Integrating SAML Support with AD FS

This procedure provides specific details about integrating MicroStrategy Web, Library, and Mobile with AD FS. All steps below are performed in AD FS Management Console. Additionally, the following steps assume that SAML is already enabled in the AD FS server.

1. Download the IDP metadata.

   1. In Server Manager, go to Tools > AD FS Management.

      

   2. Go to the Endpoints menu and locate the Federation Metadata entry point. The entry contains a field similar to /FederationMetadata/2007-06/FederationMetadata.xml.

      

   3. In any browser, enter the URL using the format <ADFS Server base URL>/<Metadata entry point> to download the metadata file to the browser's Downloads folder.

      In this example, we navigate to https://cl-desp-adfs.techsecurity.com/FederationMetadata/2007-06/FederationMetadata.xml from the ADFS server machine because ADFS access is restricted to that machine.

   4. Copy the metadata file into your Web application's WEB-INF/classes/resources/SAML folder.

   5. Copy the metadata file into your Library application's MicroStrategyLibrary/WEB-INF/classes/auth/SAML folder.

   6. Copy the metadata file into your Mobile application's WEB-INF/classes/resources/SAML folder.

   7. Rename the copied metadata file to IDPMetadata.xml.

2. Establish trust between the Web server and Intelligence server. See Single Sign-On with SAML Authentication for JSP Web and Mobile for more information.

3. Generate SAML configuration files.
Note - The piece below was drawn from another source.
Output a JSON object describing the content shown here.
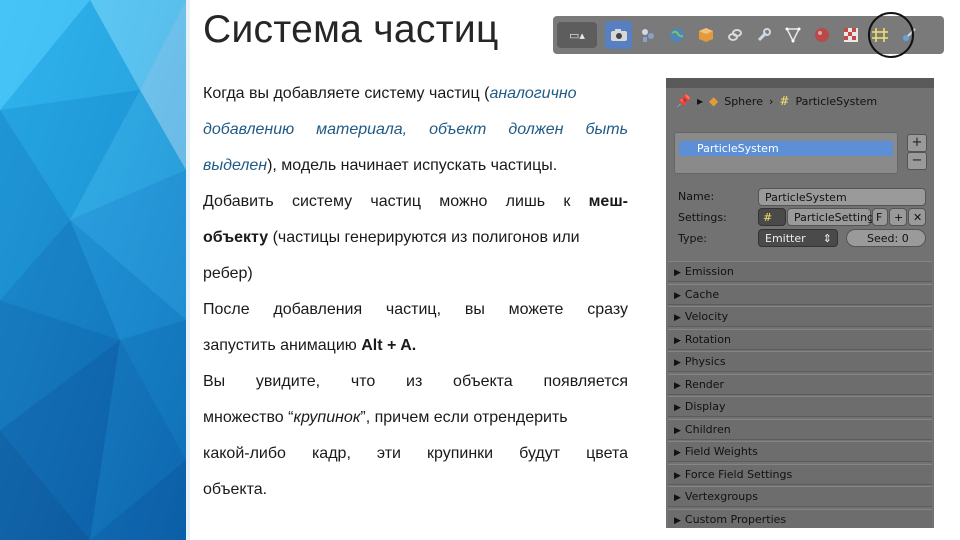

See Single Sign-On with SAML Authentication for JSP Web and Mobile for more information.

4. Add the admin user or user groups in WEB-INF/classes/resources/SAML/MstrSamlConfig.xml.

   

5. Register MicroStrategy Web, Library, and Mobile with the ADFS server.

   1. Copy the SPMetadata.xml file from your Web application's WEB-INF/classes/resources/SAML folder to the ADFS server machine.
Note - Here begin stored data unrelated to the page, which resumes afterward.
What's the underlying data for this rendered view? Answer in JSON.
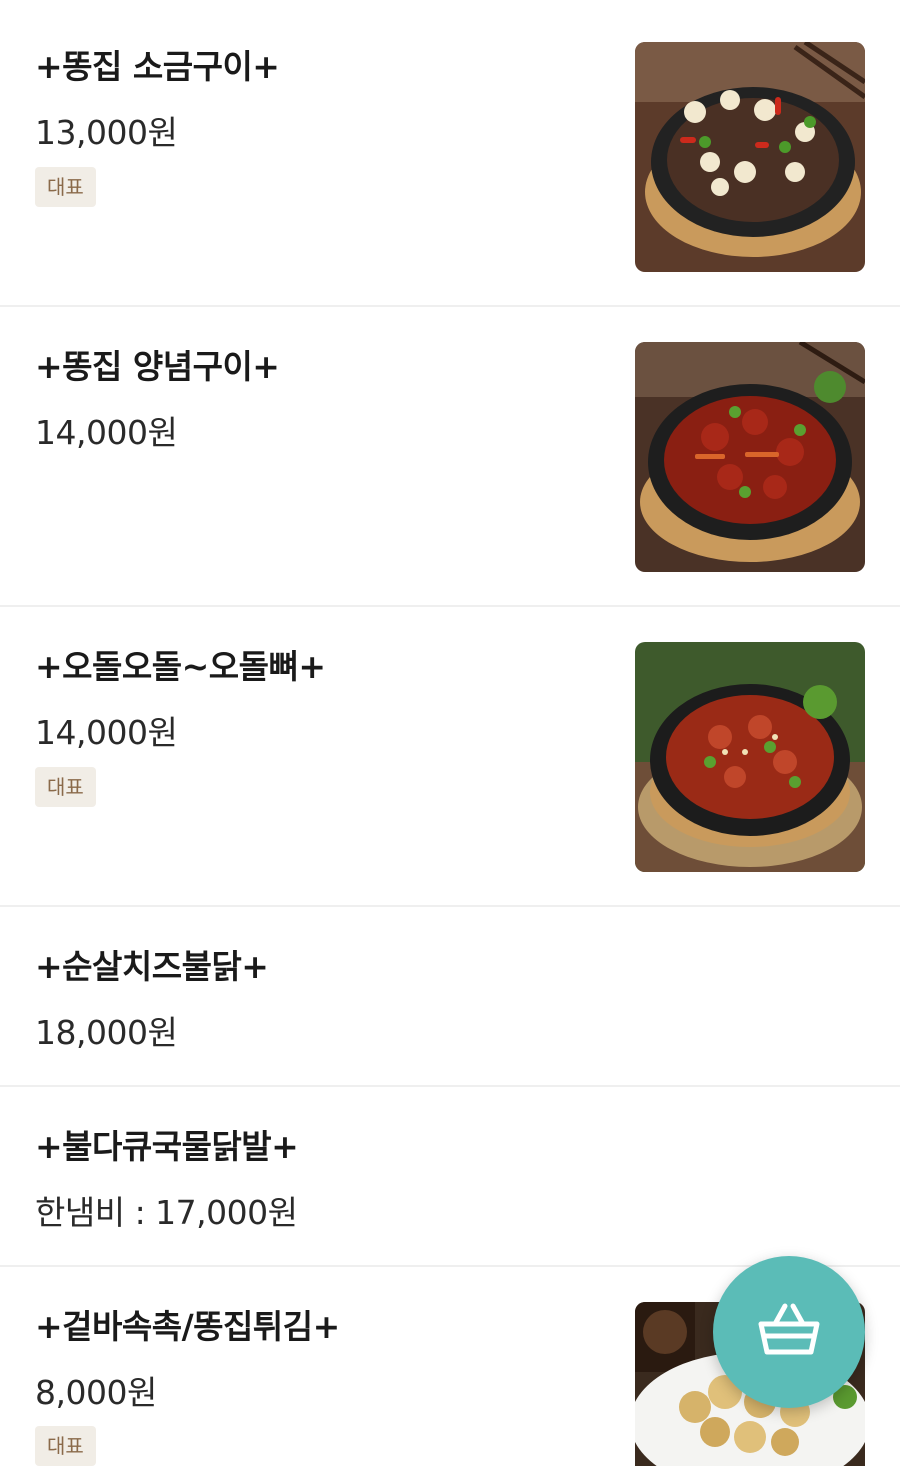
{
  "theme": {
    "badge_bg": "#f1ede6",
    "badge_text": "#8a6a4a",
    "accent": "#5bbcb7",
    "divider": "#efefef"
  },
  "menu": {
    "items": [
      {
        "name": "+똥집 소금구이+",
        "price": "13,000원",
        "badge": "대표",
        "photo_icon": "salt-grilled-gizzard-photo"
      },
      {
        "name": "+똥집 양념구이+",
        "price": "14,000원",
        "photo_icon": "spicy-grilled-gizzard-photo"
      },
      {
        "name": "+오돌오돌~오돌뼈+",
        "price": "14,000원",
        "badge": "대표",
        "photo_icon": "cartilage-photo"
      },
      {
        "name": "+순살치즈불닭+",
        "price": "18,000원"
      },
      {
        "name": "+불다큐국물닭발+",
        "price": "한냄비 : 17,000원"
      },
      {
        "name": "+겉바속촉/똥집튀김+",
        "price": "8,000원",
        "badge": "대표",
        "photo_icon": "fried-gizzard-photo"
      }
    ]
  },
  "cart_button": {
    "icon": "shopping-basket-icon"
  }
}
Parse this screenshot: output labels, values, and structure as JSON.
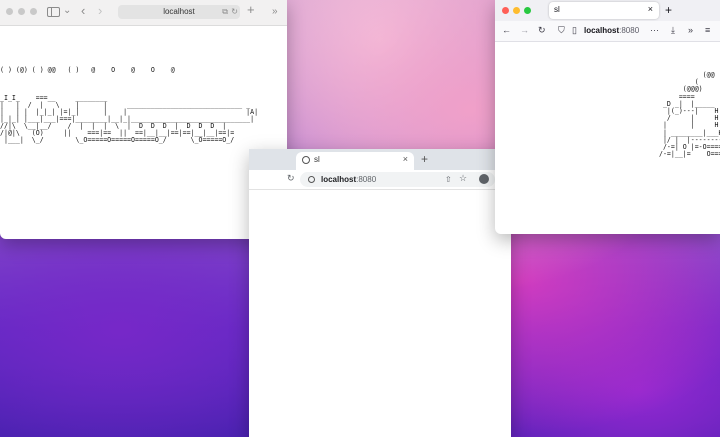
{
  "safari": {
    "address": "localhost",
    "ascii": "( ) (@) ( ) @@   ( )   @    O    @    O    @\n\n\n\n_I_I_    ===__     ________\n|   |  /  |   \\    |      |     _____________________________ _\n|   | |  |_|_| |=|_|      |    |                              |A|\n|_|_| |___|___|===|________|__|_|______________________________|\n//|\\  \\__|__/    /  |  |  |  \\  |  D  D  D  |  D  D  D  |\n/|@|\\   (O)     ||    ===|==  ||  ==|__|__|==|==|__|__|==|=\n |___|  \\_/        \\_O=====O=====O=====O_/      \\_O=====O_/"
  },
  "chrome": {
    "tab_title": "sl",
    "close_glyph": "×",
    "new_tab_glyph": "+",
    "reload_glyph": "↻",
    "share_glyph": "⇧",
    "star_glyph": "☆",
    "url_host": "localhost",
    "url_port": ":8080"
  },
  "firefox": {
    "tab_title": "sl",
    "close_glyph": "×",
    "new_tab_glyph": "+",
    "back_glyph": "←",
    "forward_glyph": "→",
    "reload_glyph": "↻",
    "shield_glyph": "⛉",
    "page_glyph": "▯",
    "more_glyph": "···",
    "download_glyph": "⤓",
    "overflow_glyph": "»",
    "menu_glyph": "≡",
    "url_host": "localhost",
    "url_port": ":8080",
    "ascii": "            (@@\n          (\n       (@@@)\n      ====\n  _D _|  |_____\n   |(_)---|    H\n   /     |     H\n  |      |     H\n  | ________|___H__/\n  |/ |  |-----------I\n  /-=| O |=-O=====O=\n /-=|__|=    O=====O"
  },
  "safari_icons": {
    "back_glyph": "‹",
    "forward_glyph": "›",
    "chevron_glyph": "⌄",
    "translate_glyph": "⧉",
    "reload_glyph": "↻",
    "new_tab_glyph": "+",
    "overflow_glyph": "»"
  }
}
   2. Copy the SPMetadata.xml file from your Library application's WEB-INF/classes/auth/SAML folder to the ADFS server machine.

   3. Copy the SPMetadata.xml file from your Mobile application's WEB-INF/classes/resources/SAML folder to the ADFS server machine.

   4. In the Console tree, right-click Relying Party Trusts > Add Relying Party Trust.

   5. In the Select Data Source pane, select Import data from the relying party from a file.

      

   6. Click Browse and locate the metadata file.

   7. Leave the remaining options as default.

6. Add claim rules for the registered relying party trust. See Integrating SAML Support for ADFS for more information.

   1. Right-click your registered application in ADFS > Edit Claim Rules.

   2. One by one, add the claim rules and complete the setup on ADFS. The following are examples of rule creation and a list of created rules. In this example, the same claim rule is created as specified in the following screenshot.

      

      1. Select Send LDAP Attributes as Claims as the claim rule template.

      2. Select the name shown in the screenshot for the claim rule name.

      3. From the Attribute store drop-down, choose Active Directory.

      4. From the LDAP Atrtibute drop-down, choose an option. This option is the information taken from your Active Directory user.

      5. From the Outgoing Claim Type drop-down, choose an option.

         

      6. The following is the list of the mappings for the rules used in this example:
         • User-Principal-Name -> Name
         • E-Mail-Addresses -> Name ID
         • Token-Groups - Unqualified Names -> Groups
         • Display-Name -> DisplayName
         • User-Principal-Name -> DistinguishedName
7. Map the OAuth user to the MicroStrategy user for login control.

   

8. Restart your application server and test to see if login is successful. Upon successful login, the following screen displays and your user appears.